KUR’ÂN-I KERİM OKUMANIN FAZİLETİ İLE İLGİLİ HADİSLER
Kur’an şefaat edecektir
Ebû Ümâme radıyallahu anh, ben Resûlullah sallallahu aleyhi ve sellem’i:
“Kur’an okuyunuz. Çünkü Kur’an, kıyamet gününde kendisini okuyanlara şefaatçı olarak gelecektir” buyururken işittim, demiştir. (Müslim, Müsâfirîn 252.)
Kur’an okumanın sevabı
İbni Mes’ûd radıyallahu anh”den rivayet edildiğine göre, Resûlullah sallallahu aleyhi ve sellem şöyle buyurdu:
“Kim Kur’ân-ı Kerîm’den bir harf okursa, onun için bir iyilik sevabı vardır. Her bir iyiliğin karşılığı da on sevaptır. Ben, elif lâm mîm bir harftir demiyorum; bilâkis elif bir harftir, lâm bir harftir, mîm de bir harftir.” (Tirmizî, Fezâilü’l-Kur’ân 16)
Kur’an sureleri birbiriyle yarışırlar
Nevvâs İbni Sem’ân radıyallahu anh şöyle dedi:
Ben Resûlullah sallallahu aleyhi ve sellem’i:
“Kıyamet gününde Kur’an ve dünyadaki hayatlarını ona göre tanzim eden Kur’an ehli kimseler mahşer yerine getirilirler. Bu sırada Kur’an’ın önünde Bakara ve Âl-i İmrân sûreleri vardır. Her ikisi de kendilerini okuyanları müdafaa için birbiriyle yarışırlar” buyururken işittim. (Müslim, Müsâfirîn 253)

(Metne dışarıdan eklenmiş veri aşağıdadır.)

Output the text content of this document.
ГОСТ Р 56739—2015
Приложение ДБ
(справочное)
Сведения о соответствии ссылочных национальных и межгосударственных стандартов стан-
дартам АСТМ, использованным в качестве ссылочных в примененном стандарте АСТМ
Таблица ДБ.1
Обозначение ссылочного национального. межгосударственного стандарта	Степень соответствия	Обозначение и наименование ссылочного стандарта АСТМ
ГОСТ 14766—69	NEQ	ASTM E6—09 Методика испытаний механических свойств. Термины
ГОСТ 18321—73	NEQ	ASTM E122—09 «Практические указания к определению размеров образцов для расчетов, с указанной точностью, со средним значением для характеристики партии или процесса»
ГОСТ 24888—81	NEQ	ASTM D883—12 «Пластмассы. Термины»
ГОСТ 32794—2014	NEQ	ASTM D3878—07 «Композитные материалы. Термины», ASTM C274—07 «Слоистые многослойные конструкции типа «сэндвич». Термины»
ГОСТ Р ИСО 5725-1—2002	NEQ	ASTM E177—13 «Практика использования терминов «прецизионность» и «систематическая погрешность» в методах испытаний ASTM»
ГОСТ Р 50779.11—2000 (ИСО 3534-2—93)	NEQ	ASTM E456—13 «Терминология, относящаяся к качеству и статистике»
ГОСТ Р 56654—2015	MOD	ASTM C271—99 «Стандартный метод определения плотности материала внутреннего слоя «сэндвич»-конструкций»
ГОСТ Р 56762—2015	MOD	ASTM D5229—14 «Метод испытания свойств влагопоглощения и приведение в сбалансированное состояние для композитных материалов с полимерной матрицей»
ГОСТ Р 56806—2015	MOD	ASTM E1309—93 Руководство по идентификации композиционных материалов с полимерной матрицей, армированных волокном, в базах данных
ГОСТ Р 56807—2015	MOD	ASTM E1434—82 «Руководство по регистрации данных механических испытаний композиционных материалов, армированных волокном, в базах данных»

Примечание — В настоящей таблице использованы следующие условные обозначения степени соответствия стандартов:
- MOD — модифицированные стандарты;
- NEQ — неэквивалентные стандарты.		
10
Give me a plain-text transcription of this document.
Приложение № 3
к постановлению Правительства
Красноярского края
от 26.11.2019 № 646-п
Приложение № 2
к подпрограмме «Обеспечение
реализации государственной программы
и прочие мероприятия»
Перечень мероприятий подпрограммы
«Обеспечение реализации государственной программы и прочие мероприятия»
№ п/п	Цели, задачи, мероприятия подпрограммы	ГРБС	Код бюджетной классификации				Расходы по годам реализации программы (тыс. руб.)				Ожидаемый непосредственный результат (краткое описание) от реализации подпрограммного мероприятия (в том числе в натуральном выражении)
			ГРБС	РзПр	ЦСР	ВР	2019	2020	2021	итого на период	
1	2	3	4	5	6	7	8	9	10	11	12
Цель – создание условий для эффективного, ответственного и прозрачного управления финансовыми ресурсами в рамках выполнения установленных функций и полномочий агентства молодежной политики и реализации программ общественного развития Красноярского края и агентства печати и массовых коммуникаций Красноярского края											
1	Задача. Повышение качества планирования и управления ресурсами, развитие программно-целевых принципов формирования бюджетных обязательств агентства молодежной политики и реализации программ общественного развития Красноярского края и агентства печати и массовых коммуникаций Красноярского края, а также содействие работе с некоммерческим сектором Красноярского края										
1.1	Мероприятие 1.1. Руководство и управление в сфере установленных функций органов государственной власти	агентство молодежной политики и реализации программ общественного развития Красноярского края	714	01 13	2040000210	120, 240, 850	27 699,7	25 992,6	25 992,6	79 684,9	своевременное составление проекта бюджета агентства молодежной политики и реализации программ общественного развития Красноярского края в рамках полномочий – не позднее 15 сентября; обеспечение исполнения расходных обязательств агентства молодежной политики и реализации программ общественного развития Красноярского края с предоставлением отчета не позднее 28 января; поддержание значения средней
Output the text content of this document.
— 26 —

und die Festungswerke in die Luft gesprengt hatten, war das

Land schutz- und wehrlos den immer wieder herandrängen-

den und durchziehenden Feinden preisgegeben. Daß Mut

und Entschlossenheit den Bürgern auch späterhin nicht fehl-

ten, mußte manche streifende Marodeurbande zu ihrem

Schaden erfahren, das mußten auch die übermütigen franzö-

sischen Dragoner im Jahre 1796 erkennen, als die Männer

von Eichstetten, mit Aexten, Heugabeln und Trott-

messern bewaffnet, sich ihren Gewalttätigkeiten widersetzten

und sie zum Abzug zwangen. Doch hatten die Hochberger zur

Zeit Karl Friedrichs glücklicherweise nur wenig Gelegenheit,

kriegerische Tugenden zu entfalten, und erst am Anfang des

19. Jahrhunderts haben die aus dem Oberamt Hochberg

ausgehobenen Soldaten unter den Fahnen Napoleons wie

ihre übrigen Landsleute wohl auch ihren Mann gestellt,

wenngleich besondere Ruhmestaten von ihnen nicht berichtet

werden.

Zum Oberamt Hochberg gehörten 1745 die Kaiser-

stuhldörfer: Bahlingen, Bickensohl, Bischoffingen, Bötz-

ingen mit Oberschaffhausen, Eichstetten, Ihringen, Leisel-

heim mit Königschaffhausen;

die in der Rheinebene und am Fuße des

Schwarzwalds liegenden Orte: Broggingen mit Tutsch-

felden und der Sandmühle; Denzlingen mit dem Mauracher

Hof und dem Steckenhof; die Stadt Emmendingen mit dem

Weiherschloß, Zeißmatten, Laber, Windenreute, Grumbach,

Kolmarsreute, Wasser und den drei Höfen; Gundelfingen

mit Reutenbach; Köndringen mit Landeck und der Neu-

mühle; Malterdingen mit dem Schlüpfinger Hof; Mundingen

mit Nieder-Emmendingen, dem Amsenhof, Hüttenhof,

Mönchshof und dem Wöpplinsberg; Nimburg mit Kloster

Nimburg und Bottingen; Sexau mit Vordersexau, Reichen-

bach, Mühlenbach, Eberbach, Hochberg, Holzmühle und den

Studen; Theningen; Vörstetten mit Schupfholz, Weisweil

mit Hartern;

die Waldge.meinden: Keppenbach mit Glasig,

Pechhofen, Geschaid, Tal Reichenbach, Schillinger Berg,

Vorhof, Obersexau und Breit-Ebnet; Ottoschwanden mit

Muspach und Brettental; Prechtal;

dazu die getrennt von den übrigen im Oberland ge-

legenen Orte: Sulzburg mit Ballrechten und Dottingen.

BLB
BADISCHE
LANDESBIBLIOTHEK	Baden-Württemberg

En hayılınız Kur’an öğrenen ve öğretendir
Osmân İbni Affân radıyallahu anh’den rivayet edildiğine göre, Resûlullah sallallahu aleyhi ve sellem şöyle buyurdu:
“Sizin en hayırlılarınız, Kur’an’ı öğrenen ve öğretenlerinizdir.” (Buhârî, Fezâilü’l-Kur’ân 21)
Kur’anı kekeleyerek zorla okumanın sevabı
Âişe radıyallahu anhâ’dan rivayet edildiğine göre, Resûlullah sallallahu aleyhi ve sellem şöyle buyurdu:
“Kur’an’ı gereği gibi güzel okuyan kimse, vahiy getiren şerefli ve itaatkâr meleklerle beraberdir. Kur’an’ı kekeleyerek zorlukla okuyan kimseye de iki kat sevap vardır. (Buhârî, Tevhîd 52)
Kur’an okuyan mü’min portakal gibidir
Ebû Mûsa el-Eş’arî radıyallahu anh’den rivayet edildiğine göre, Resûlullah sallallahu aleyhi ve sellem şöyle buyurdu:
“Kur’an okuyan mü’min portakal gibidir: Kokusu hoş, tadı güzeldir. Kur’an okumayan mü’min hurma gibidir: Kokusu yoktur, tadı ise güzeldir. Kur’an okuyan münâfık fesleğen gibidir: Kokusu hoş fakat tadı acıdır. Kur’an okumayan münâfık Ebû Cehil karpuzu gibidir: Kokusu yoktur ve tadı da acıdır.” (Buhârî, Et’ime 30 Fezâilü’l-Kur’ân 17, Tevhîd 36)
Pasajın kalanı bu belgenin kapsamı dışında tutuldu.